Apesar de ser frequentemente lido como uma distopia contra o Brasil de Jair Bolsonaro, os diretores não confirmam (pelo menos não diretamente) o argumento. “Eu não trabalho com mensagens”, afirmou Mendonça Filho em uma conversa com a imprensa nesta terça-feira.

“É um filme de gênero, os filmes de gênero são muito mais fortes quando o mundo está alimentando ideias e realidades absurdas. E nosso país é muito rico em absurdos, há alimento para mais de dois mil filmes. Bacurau é só mais um”, concordou Dornelles.

Mendonça e Dornelles gostam de lembrar que, quando começaram a produção, em 2009, o Brasil apostava na redução das muitas desigualdades sociais e o clima político, em geral, era de esperança. Quando filmaram, entre março e maio de 2018, muita coisa havia mudado e o longa assumiu um tom premonitório. No sertão do Seridó, no Rio Grande do Norte, a equipe chorou junta, por exemplo, a execução de Marielle Franco, no Rio de Janeiro.

Em 2016, quando concorreu no Festival de Cannes com Aquarius, estrelado por Sônia Braga, Mendonça Filho posou no tapete vermelho ao lado do elenco com cartazes que denunciavam o impeachment de Dilma Rousseff como um “golpe de Estado”. Com Bacuraulevou este ano o Prêmio do Júri da academia francesa.

Estreia na terra brasilis com a chancela da aclamação estrangeira, que, em certa contramão das observações sobre imperialismo no longa, aparece como reforçador das leituras mais políticas do filme .

“A crítica está na gente.
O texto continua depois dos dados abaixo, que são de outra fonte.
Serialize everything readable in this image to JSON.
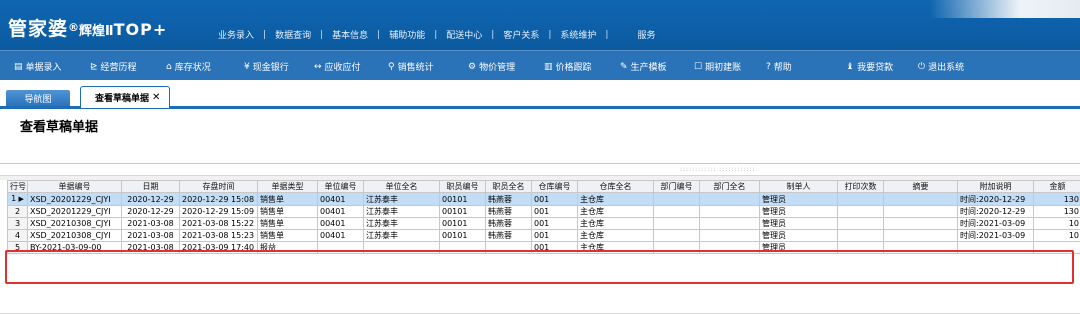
{
  "app": {
    "logo_cn": "管家婆",
    "logo_sup": "®",
    "logo_edition": "辉煌Ⅱ",
    "logo_top": "TOP+"
  },
  "top_menu": [
    "业务录入",
    "数据查询",
    "基本信息",
    "辅助功能",
    "配送中心",
    "客户关系",
    "系统维护",
    "服务"
  ],
  "toolbar": [
    {
      "label": "单据录入",
      "icon": "document-icon",
      "glyph": "▤"
    },
    {
      "label": "经营历程",
      "icon": "chart-icon",
      "glyph": "⊵"
    },
    {
      "label": "库存状况",
      "icon": "warehouse-icon",
      "glyph": "⌂"
    },
    {
      "label": "现金银行",
      "icon": "yuan-icon",
      "glyph": "¥"
    },
    {
      "label": "应收应付",
      "icon": "exchange-icon",
      "glyph": "↔"
    },
    {
      "label": "销售统计",
      "icon": "search-icon",
      "glyph": "⚲"
    },
    {
      "label": "物价管理",
      "icon": "gear-icon",
      "glyph": "⚙"
    },
    {
      "label": "价格跟踪",
      "icon": "bar-chart-icon",
      "glyph": "▥"
    },
    {
      "label": "生产模板",
      "icon": "wrench-icon",
      "glyph": "✎"
    },
    {
      "label": "期初建账",
      "icon": "edit-icon",
      "glyph": "☐"
    },
    {
      "label": "帮助",
      "icon": "help-icon",
      "glyph": "?"
    },
    {
      "label": "我要贷款",
      "icon": "bag-icon",
      "glyph": "♝"
    },
    {
      "label": "退出系统",
      "icon": "power-icon",
      "glyph": "⏻"
    }
  ],
  "tabs": {
    "nav_label": "导航图",
    "active_label": "查看草稿单据",
    "close_glyph": "✕"
  },
  "page_title": "查看草稿单据",
  "grip": "::::::::::::  ::::::::::::",
  "table": {
    "columns": [
      "行号",
      "单据编号",
      "日期",
      "存盘时间",
      "单据类型",
      "单位编号",
      "单位全名",
      "职员编号",
      "职员全名",
      "仓库编号",
      "仓库全名",
      "部门编号",
      "部门全名",
      "制单人",
      "打印次数",
      "摘要",
      "附加说明",
      "金额"
    ],
    "rows": [
      [
        "1",
        "XSD_20201229_CJYI",
        "2020-12-29",
        "2020-12-29 15:08",
        "销售单",
        "00401",
        "江苏泰丰",
        "00101",
        "韩燕蓉",
        "001",
        "主仓库",
        "",
        "",
        "管理员",
        "",
        "",
        "时间:2020-12-29",
        "130"
      ],
      [
        "2",
        "XSD_20201229_CJYI",
        "2020-12-29",
        "2020-12-29 15:09",
        "销售单",
        "00401",
        "江苏泰丰",
        "00101",
        "韩燕蓉",
        "001",
        "主仓库",
        "",
        "",
        "管理员",
        "",
        "",
        "时间:2020-12-29",
        "130"
      ],
      [
        "3",
        "XSD_20210308_CJYI",
        "2021-03-08",
        "2021-03-08 15:22",
        "销售单",
        "00401",
        "江苏泰丰",
        "00101",
        "韩燕蓉",
        "001",
        "主仓库",
        "",
        "",
        "管理员",
        "",
        "",
        "时间:2021-03-09",
        "10"
      ],
      [
        "4",
        "XSD_20210308_CJYI",
        "2021-03-08",
        "2021-03-08 15:23",
        "销售单",
        "00401",
        "江苏泰丰",
        "00101",
        "韩燕蓉",
        "001",
        "主仓库",
        "",
        "",
        "管理员",
        "",
        "",
        "时间:2021-03-09",
        "10"
      ],
      [
        "5",
        "BY-2021-03-09-00",
        "2021-03-08",
        "2021-03-09 17:40",
        "报益",
        "",
        "",
        "",
        "",
        "001",
        "主仓库",
        "",
        "",
        "管理员",
        "",
        "",
        "",
        ""
      ]
    ],
    "selected_row": 0,
    "row_marker": "▶"
  }
}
A gente que está criticando o Governo e se apoia nas coisas que vemos para reafirmar a sensação de revolta pela perda de direitos, a angústia do Brasil que ainda se vê colônia exploratória em pleno 2019”, diz Karine Teles, que interpreta uma das forasteiras que rompem a rotina do vilarejo.

A estrela Sônia Braga, que dedicou seu papel a Marielle Franco, é mais direta em suas colocações políticas. “Minha esperança é que, já que o filme se passa no futuro, desperte nas pessoas um caráter de revisão. Que elas possam rever o Brasil e nossas necessidades, porque, no fundo, todo mundo quer a mesma coisa, de verdade.

Quem é que não quer que uma pessoa coma três vezes ao dia, que vá à escola, que tenha cultura? Como vamos voltar a conversar? Eu tenho essa esperança, como artista, de que a gente volte a encontrar um caminho, rápido”, discursou.

Em Bacurau, só há dois caminhos possíveis: resistir e lutar ou morrer. E a cada minuto de suspense bem elaborado, a cada momento em que se invertem os papeis entre oprimido e opressor, o filme faz a plateia vibrar. C

om fotografia e sonoplastia impecáveis, explode em abandono, solidariedade, violência, política, dor e união. Nada sai ileso de lá. Por isso, a placa que dá as boas-vindas ao povoado fictício e ao longa distópico reza: “Se for, vá na paz”.